ECLI:NL:CRVB:2007:BB6027
Centrale Raad van Beroep
- Hoger beroep
- Rechtspraak.nl
Toekenning van WAO-uitkering na vernietiging van eerdere besluiten
In deze zaak gaat het om een hoger beroep van appellante tegen een uitspraak van de rechtbank Amsterdam, waarin haar beroep tegen een besluit van het Uitvoeringsinstituut werknemersverzekeringen (Uwv) ongegrond werd verklaard. Appellante, die sinds 1 september 1996 als kamermeisje werkte, had haar werkzaamheden op 18 februari 2003 gestaakt wegens ziekte. Het Uwv weigerde haar een uitkering op grond van de Wet op de arbeidsongeschiktheidsverzekering (WAO), omdat zij niet rechtmatig in Nederland verbleef. De rechtbank bevestigde deze weigering in haar uitspraak van 10 juni 2005.
Tijdens de zitting op 11 oktober 2007, waar appellante werd bijgestaan door haar advocaat mr. L.M. Lalji, heeft het Uwv medegedeeld dat het bestreden besluit niet langer werd gehandhaafd. Dit was een gevolg van een eerdere uitspraak van de Raad, waarin werd geoordeeld dat appellante recht had op een WAO-uitkering. De Raad heeft vervolgens de aangevallen uitspraak vernietigd en het beroep van appellante gegrond verklaard. Het Uwv werd opgedragen om opnieuw op het bezwaar van appellante te beslissen.
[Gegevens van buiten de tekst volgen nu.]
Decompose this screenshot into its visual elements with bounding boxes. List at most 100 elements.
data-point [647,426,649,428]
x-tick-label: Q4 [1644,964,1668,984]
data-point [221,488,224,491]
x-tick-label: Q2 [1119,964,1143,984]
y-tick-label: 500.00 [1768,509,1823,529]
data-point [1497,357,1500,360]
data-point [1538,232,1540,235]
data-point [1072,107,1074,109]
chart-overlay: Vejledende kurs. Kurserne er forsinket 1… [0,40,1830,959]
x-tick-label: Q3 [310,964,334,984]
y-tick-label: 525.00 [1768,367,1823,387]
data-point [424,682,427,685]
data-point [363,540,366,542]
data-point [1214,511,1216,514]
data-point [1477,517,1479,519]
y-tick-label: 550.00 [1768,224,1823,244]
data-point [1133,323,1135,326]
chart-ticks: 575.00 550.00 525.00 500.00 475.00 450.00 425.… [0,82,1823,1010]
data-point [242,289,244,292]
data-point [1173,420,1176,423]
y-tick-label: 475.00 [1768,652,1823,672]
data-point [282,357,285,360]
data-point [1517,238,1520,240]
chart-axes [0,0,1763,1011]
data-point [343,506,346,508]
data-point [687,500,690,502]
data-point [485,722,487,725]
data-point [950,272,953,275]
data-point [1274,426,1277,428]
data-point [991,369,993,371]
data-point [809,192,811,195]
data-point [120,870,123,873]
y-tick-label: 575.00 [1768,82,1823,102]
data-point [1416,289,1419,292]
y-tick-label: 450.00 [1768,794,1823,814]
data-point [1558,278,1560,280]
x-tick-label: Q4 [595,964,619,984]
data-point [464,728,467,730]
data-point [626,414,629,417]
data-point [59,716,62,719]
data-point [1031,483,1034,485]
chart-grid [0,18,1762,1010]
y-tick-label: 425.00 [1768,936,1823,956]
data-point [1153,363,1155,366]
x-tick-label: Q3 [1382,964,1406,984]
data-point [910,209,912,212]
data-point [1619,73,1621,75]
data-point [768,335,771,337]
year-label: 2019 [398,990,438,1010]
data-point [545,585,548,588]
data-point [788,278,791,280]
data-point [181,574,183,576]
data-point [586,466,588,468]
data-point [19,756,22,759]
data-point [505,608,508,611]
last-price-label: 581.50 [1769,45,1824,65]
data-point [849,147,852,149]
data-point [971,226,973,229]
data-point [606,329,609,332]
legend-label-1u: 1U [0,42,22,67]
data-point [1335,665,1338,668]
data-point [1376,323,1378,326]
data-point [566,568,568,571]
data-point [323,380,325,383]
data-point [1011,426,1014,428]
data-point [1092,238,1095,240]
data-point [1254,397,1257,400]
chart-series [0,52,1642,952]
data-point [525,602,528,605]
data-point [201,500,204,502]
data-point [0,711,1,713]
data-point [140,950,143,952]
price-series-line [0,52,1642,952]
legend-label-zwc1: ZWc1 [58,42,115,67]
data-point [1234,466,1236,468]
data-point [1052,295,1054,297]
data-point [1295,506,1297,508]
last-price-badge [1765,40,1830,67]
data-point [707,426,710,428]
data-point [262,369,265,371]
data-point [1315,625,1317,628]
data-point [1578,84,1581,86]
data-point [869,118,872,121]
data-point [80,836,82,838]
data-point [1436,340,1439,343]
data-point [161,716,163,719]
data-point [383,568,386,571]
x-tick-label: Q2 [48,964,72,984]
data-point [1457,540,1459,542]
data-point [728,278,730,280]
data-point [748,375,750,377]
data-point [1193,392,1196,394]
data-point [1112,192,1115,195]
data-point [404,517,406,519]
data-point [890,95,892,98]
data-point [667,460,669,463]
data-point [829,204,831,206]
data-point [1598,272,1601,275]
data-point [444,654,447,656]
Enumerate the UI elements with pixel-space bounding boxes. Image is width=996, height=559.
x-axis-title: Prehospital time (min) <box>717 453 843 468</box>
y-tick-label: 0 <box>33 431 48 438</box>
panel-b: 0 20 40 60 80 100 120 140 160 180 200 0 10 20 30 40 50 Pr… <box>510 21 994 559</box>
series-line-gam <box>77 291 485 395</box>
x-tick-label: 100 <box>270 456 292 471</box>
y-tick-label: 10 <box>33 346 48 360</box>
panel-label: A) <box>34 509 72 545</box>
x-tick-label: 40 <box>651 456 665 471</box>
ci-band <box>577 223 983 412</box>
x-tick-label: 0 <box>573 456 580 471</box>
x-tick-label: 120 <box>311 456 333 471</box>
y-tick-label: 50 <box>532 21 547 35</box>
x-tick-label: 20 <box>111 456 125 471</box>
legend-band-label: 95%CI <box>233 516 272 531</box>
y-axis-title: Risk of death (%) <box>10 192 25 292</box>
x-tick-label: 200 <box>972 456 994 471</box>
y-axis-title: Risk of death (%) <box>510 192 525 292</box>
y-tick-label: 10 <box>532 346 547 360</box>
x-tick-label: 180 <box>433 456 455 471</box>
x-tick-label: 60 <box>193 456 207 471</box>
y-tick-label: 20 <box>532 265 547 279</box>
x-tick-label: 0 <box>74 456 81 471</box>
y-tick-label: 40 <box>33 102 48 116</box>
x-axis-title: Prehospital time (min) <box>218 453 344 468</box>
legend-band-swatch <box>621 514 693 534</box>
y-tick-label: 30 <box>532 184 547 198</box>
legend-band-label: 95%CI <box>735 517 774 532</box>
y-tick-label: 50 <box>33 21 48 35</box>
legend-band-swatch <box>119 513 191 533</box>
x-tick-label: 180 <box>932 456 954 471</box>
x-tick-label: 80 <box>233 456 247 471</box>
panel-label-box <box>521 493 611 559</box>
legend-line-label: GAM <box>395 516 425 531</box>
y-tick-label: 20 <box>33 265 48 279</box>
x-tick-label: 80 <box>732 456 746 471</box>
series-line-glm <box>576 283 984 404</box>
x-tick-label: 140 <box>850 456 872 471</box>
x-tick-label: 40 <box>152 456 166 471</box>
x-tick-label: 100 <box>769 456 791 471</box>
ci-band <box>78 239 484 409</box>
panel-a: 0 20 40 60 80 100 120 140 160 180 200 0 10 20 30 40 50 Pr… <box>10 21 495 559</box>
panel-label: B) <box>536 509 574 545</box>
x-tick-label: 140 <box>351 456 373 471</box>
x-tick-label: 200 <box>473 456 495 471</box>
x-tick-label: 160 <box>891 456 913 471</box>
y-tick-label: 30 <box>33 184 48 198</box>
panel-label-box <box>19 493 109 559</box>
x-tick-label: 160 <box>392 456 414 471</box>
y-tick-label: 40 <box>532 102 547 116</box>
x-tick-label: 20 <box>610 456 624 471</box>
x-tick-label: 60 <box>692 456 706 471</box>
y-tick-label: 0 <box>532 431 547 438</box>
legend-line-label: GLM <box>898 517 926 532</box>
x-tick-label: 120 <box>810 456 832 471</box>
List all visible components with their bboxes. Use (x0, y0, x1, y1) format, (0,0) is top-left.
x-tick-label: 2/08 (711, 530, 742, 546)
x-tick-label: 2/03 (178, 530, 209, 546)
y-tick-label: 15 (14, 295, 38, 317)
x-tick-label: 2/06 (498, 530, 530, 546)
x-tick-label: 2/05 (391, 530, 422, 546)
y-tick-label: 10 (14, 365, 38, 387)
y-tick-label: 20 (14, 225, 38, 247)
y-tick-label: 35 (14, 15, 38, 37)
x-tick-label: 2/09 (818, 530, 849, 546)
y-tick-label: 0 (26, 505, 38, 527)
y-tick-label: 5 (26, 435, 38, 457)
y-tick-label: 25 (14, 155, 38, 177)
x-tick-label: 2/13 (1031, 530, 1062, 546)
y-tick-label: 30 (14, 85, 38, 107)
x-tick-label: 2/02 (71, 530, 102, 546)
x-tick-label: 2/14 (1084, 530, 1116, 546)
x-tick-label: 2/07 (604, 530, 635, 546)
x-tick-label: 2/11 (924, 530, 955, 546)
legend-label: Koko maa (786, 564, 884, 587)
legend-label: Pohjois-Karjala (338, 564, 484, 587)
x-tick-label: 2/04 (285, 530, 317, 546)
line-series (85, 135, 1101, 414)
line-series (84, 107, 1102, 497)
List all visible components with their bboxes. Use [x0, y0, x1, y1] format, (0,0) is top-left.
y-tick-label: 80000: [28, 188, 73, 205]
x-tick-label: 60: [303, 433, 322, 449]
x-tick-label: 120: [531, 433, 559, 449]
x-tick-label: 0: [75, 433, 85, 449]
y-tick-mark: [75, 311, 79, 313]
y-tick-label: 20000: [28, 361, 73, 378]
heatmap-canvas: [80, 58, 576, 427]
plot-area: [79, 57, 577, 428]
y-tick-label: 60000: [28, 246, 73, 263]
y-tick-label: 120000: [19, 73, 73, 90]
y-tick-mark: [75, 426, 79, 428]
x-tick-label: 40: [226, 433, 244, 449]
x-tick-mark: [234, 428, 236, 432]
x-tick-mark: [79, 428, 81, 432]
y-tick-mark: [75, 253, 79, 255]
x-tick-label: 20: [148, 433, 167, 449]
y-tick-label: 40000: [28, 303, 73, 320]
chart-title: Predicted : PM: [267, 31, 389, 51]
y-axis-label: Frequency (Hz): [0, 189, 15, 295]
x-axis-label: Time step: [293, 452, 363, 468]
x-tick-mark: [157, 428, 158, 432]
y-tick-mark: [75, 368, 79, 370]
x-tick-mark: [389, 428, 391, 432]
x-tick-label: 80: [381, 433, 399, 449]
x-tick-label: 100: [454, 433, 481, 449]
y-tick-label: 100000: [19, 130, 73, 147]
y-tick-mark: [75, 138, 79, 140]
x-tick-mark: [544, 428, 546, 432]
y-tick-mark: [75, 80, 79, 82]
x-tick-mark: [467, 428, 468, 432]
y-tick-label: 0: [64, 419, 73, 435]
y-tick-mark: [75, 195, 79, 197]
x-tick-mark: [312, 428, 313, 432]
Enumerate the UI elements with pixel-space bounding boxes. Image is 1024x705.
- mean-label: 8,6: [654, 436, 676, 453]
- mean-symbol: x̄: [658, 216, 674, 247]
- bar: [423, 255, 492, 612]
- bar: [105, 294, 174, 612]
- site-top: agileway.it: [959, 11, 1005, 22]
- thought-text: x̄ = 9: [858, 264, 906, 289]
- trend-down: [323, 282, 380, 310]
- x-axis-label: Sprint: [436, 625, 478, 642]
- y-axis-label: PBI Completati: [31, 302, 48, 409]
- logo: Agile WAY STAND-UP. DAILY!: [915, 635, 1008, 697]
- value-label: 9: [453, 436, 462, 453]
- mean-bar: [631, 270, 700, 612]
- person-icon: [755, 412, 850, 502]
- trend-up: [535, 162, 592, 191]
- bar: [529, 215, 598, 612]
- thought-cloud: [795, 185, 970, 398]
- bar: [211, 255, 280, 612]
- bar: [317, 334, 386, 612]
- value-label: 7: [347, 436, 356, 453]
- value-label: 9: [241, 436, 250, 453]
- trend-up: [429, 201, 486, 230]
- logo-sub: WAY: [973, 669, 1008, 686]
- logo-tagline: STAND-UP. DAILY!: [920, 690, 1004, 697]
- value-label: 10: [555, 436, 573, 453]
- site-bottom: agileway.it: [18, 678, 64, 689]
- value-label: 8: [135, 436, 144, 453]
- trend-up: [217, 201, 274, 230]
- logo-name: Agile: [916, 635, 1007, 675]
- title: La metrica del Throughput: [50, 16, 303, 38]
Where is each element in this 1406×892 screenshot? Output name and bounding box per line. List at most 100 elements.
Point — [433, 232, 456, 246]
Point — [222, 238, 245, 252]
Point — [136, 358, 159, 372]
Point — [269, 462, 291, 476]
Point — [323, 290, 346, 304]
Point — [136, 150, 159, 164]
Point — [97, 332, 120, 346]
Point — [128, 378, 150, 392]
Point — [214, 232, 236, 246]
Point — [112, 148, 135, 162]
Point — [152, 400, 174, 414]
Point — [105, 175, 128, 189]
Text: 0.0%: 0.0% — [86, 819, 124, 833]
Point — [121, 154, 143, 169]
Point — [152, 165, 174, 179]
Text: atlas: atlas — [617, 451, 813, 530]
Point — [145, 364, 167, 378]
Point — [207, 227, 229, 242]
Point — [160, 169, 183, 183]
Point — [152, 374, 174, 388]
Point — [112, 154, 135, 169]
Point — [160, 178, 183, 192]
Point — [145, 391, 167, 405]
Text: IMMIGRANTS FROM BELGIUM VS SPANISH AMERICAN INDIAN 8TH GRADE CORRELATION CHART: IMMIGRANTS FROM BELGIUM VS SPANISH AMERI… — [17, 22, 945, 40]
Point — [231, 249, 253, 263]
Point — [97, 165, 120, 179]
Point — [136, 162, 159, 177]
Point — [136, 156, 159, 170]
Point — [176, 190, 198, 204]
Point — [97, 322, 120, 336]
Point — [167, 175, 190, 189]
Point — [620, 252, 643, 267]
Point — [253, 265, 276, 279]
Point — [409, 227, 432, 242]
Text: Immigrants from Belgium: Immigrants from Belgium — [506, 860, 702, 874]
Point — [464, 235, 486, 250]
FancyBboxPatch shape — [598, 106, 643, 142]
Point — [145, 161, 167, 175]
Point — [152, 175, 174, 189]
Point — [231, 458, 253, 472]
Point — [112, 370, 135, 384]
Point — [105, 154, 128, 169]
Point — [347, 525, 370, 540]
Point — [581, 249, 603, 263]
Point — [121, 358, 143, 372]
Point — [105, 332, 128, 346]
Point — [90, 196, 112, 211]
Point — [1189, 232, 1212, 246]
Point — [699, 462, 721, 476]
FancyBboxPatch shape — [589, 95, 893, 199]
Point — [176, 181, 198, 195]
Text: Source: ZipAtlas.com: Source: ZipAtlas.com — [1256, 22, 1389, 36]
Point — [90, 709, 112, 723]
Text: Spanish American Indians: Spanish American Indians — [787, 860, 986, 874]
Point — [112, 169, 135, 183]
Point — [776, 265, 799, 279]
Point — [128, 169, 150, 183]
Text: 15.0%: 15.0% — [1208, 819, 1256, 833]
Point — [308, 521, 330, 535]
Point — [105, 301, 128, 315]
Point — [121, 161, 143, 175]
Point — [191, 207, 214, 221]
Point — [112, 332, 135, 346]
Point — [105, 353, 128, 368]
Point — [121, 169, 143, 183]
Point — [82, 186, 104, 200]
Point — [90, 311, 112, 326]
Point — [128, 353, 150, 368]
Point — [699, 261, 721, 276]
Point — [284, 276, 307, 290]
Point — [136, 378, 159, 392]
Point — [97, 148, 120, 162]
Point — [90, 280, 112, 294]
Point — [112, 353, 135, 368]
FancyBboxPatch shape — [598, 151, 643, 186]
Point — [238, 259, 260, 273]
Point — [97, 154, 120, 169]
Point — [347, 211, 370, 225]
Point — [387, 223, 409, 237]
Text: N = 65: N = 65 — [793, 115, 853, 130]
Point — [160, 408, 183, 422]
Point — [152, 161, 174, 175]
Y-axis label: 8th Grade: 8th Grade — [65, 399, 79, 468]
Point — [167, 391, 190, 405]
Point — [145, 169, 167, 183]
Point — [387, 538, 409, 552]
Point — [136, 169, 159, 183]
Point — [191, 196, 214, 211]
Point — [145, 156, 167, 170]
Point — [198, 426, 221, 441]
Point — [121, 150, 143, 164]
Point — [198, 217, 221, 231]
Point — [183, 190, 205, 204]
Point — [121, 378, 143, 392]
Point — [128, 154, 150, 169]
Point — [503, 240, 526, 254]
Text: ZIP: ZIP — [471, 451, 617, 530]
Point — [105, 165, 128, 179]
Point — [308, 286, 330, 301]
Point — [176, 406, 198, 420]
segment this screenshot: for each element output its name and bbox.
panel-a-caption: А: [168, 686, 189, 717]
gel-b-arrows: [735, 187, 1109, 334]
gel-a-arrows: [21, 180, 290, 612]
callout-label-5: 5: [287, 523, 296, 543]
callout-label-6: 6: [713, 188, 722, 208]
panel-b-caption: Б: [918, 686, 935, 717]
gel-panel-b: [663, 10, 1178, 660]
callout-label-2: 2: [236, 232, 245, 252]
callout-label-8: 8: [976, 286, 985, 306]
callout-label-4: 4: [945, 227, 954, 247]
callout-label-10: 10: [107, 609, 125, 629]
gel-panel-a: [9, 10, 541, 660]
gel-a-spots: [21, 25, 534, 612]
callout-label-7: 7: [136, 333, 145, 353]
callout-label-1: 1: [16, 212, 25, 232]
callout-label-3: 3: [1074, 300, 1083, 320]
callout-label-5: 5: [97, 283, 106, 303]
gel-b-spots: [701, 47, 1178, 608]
De Raad heeft ook geoordeeld dat het Uwv in de proceskosten van appellante moet worden veroordeeld, die zijn begroot op € 966,-- voor verleende rechtsbijstand in zowel de eerste aanleg als in hoger beroep. De uitspraak werd gedaan door M.M. van der Kade en in aanwezigheid van griffier A. Kovács op 18 oktober 2007. De Raad heeft bepaald dat het Uwv aan appellante het betaalde griffierecht van € 140,-- moet vergoeden.